Douglas N. Letter is expected to argue two major cases before the High Court involving the separation of powers over President Donald Trump's taxes and financial records. That only adds to the back-to-back hearings he's scheduled to argue Jan. 3 at the federal appeals court in Washington, D.C. Those cases involve the secret evidence that Robert Mueller's grand jury had access to.

"After a 40-year career at the Justice Department, defending policies of presidential administrations from both parties, Letter now speaks for the speaker in courtrooms throughout the country while advising House leaders on impeachment," The Post reported.

“Even when he’s got a crushing workload on him and other people would snap, Doug’s reaction is to recognize what an incredible position he’s in,” The Post quoted former Justice Department official David O’Neil. He's previously helped Letter's team fight Trump's 2020 Census question about citizenship that the president lost. “He inspires people to put in their best work and to pull all-nighter after all-nighter because the work matters.”
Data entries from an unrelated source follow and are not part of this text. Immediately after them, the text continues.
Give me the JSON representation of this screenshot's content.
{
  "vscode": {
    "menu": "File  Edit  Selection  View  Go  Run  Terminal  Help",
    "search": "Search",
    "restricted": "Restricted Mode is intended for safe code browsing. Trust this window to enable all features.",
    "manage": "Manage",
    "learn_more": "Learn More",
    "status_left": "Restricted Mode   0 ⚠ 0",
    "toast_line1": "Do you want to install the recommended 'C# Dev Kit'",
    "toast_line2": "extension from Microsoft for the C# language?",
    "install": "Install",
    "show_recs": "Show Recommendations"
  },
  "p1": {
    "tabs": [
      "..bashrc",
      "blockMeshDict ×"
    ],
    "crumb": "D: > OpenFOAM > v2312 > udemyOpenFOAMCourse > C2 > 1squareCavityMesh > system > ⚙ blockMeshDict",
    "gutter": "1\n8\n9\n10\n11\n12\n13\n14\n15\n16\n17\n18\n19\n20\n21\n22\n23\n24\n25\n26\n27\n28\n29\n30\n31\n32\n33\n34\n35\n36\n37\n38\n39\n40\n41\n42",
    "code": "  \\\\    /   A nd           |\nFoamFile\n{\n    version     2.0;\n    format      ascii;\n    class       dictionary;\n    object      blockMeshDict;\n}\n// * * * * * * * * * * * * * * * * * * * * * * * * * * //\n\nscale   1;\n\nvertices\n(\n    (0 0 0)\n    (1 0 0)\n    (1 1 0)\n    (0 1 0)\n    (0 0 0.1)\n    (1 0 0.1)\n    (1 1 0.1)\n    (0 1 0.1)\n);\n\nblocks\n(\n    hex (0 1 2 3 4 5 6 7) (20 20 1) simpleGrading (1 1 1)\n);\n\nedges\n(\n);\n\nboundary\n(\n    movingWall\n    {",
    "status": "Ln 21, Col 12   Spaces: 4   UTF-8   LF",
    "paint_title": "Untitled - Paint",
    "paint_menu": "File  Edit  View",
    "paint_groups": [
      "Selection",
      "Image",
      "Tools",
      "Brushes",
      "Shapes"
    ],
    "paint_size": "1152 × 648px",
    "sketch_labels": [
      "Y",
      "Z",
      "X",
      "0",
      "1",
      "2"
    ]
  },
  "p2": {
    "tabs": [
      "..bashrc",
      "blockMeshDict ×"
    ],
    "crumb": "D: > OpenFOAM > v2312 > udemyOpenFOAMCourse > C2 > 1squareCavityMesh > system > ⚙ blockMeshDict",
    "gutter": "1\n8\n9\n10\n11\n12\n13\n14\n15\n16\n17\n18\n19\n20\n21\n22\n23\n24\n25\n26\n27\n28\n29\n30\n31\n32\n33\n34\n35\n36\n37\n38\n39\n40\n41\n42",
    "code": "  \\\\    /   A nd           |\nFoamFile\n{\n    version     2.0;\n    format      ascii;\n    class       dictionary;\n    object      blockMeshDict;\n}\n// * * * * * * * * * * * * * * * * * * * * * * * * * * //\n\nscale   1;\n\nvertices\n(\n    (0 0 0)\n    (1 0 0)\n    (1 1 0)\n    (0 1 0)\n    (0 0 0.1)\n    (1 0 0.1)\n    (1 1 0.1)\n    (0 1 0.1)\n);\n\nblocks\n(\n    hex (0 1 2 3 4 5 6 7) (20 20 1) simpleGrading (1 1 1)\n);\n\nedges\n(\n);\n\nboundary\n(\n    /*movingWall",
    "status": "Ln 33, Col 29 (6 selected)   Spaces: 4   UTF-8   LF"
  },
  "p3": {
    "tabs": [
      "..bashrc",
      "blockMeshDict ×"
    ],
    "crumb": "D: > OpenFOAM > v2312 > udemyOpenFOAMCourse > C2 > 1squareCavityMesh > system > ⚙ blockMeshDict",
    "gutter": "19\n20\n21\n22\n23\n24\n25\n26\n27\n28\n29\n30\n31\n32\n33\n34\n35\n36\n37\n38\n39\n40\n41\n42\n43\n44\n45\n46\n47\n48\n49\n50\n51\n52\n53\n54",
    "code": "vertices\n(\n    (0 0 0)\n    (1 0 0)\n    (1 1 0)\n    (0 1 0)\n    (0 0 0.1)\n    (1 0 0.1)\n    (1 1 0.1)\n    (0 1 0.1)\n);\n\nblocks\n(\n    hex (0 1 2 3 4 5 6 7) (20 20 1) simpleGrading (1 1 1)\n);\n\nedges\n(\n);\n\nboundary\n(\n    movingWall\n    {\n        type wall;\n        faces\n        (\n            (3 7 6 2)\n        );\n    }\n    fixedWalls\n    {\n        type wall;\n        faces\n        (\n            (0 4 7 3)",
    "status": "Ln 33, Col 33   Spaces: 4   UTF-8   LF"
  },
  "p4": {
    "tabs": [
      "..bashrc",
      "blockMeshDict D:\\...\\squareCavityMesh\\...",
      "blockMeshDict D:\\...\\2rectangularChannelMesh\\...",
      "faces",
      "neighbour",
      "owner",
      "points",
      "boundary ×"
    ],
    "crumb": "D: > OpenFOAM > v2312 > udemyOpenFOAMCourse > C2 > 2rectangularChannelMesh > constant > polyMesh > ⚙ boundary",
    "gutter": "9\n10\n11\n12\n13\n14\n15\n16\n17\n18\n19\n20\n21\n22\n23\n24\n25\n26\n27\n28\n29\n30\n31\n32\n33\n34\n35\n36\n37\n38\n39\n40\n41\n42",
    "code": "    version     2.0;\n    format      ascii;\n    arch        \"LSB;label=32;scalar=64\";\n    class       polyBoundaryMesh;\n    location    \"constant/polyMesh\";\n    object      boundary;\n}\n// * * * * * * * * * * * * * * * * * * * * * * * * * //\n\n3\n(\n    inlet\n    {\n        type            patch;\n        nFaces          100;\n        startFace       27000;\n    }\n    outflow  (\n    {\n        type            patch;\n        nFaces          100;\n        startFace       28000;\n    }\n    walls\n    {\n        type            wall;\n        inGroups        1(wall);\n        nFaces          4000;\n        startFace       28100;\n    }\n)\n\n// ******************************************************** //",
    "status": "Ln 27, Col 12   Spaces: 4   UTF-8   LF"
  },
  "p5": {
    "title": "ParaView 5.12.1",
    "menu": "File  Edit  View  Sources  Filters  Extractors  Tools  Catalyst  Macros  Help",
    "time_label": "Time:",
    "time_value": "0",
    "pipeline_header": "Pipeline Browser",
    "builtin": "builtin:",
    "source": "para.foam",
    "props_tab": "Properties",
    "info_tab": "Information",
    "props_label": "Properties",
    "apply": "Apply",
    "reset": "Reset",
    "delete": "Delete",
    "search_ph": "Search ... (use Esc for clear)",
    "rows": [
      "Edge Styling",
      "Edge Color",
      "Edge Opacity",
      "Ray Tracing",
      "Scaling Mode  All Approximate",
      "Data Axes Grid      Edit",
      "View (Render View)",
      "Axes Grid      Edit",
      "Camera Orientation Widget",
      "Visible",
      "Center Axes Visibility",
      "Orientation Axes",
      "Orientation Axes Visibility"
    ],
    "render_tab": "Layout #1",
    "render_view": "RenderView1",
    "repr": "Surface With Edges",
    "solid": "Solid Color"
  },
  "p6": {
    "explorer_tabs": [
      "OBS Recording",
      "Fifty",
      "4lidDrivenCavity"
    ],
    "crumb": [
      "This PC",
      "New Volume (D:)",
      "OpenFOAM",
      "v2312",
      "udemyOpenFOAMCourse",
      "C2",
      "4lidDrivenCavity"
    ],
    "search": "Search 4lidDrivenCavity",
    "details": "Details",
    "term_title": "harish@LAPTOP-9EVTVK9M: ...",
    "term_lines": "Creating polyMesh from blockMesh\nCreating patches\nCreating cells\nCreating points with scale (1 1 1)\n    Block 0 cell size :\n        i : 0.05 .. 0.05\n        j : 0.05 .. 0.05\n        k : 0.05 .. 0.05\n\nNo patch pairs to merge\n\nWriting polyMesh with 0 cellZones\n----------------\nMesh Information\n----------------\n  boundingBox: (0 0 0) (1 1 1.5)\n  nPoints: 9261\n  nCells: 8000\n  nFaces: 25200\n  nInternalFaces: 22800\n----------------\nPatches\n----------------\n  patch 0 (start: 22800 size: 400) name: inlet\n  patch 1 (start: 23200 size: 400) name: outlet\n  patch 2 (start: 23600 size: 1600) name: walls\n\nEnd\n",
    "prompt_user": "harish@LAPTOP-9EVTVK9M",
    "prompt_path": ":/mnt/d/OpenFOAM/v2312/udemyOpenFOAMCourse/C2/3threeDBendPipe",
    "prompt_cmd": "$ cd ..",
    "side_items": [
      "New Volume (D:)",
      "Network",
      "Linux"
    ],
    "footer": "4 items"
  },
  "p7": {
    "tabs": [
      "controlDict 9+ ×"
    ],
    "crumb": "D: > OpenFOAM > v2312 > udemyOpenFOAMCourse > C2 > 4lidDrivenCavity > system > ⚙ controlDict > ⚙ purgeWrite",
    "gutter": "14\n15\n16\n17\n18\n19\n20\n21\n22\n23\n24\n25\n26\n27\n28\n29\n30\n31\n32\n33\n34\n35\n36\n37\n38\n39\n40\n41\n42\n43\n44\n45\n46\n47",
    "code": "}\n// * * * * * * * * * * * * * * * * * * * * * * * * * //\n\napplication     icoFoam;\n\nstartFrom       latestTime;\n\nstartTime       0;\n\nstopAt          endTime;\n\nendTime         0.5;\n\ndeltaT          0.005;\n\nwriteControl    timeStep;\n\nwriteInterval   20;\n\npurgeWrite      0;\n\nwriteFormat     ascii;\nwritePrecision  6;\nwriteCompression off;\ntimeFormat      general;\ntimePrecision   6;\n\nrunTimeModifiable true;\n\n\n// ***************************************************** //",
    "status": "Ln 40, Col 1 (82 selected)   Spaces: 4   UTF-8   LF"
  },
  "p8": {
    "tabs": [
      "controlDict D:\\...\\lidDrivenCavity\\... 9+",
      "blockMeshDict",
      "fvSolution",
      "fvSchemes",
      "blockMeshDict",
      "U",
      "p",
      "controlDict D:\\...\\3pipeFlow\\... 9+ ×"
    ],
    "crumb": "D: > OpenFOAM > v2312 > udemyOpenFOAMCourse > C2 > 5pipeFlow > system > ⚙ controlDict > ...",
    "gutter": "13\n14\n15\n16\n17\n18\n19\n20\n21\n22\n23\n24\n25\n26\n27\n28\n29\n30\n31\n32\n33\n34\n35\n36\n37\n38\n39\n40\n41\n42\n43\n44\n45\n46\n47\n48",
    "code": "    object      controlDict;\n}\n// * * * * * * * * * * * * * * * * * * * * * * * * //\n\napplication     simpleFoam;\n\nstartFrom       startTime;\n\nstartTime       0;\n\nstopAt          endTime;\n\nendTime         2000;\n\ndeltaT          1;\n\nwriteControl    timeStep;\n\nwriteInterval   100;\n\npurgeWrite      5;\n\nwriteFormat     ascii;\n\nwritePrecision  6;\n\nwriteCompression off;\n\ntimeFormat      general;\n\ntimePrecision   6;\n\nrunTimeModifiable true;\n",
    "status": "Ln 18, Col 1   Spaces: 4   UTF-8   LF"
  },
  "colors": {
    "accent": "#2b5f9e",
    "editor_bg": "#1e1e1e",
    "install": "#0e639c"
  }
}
But the most interesting piece of the profile is that Letter has a good enough relationship with Chief Justice John Roberts and Justice Neil Gorsuch that both conservative justices celebrated Letter's departure from the Justice Department. Letter has worked for both sides of the aisle, which allies think is a huge benefit to Pelosi's team.

“It never hurts to have somebody around who knows the other team’s signals or at least understands how they think,” said former Pelosi chief of staff John Lawrence. He recommended Letter for the position, even though the hiring turned heads.

“There is some irony in his being tagged to push back against executive branch overreach,” said ACLU lawyer Ben Wizner. “As a government lawyer, he defended extravagant claims of executive prerogative, including that the CIA could designate its own illegal activity a state secret and thereby avoid any kind of accountability.”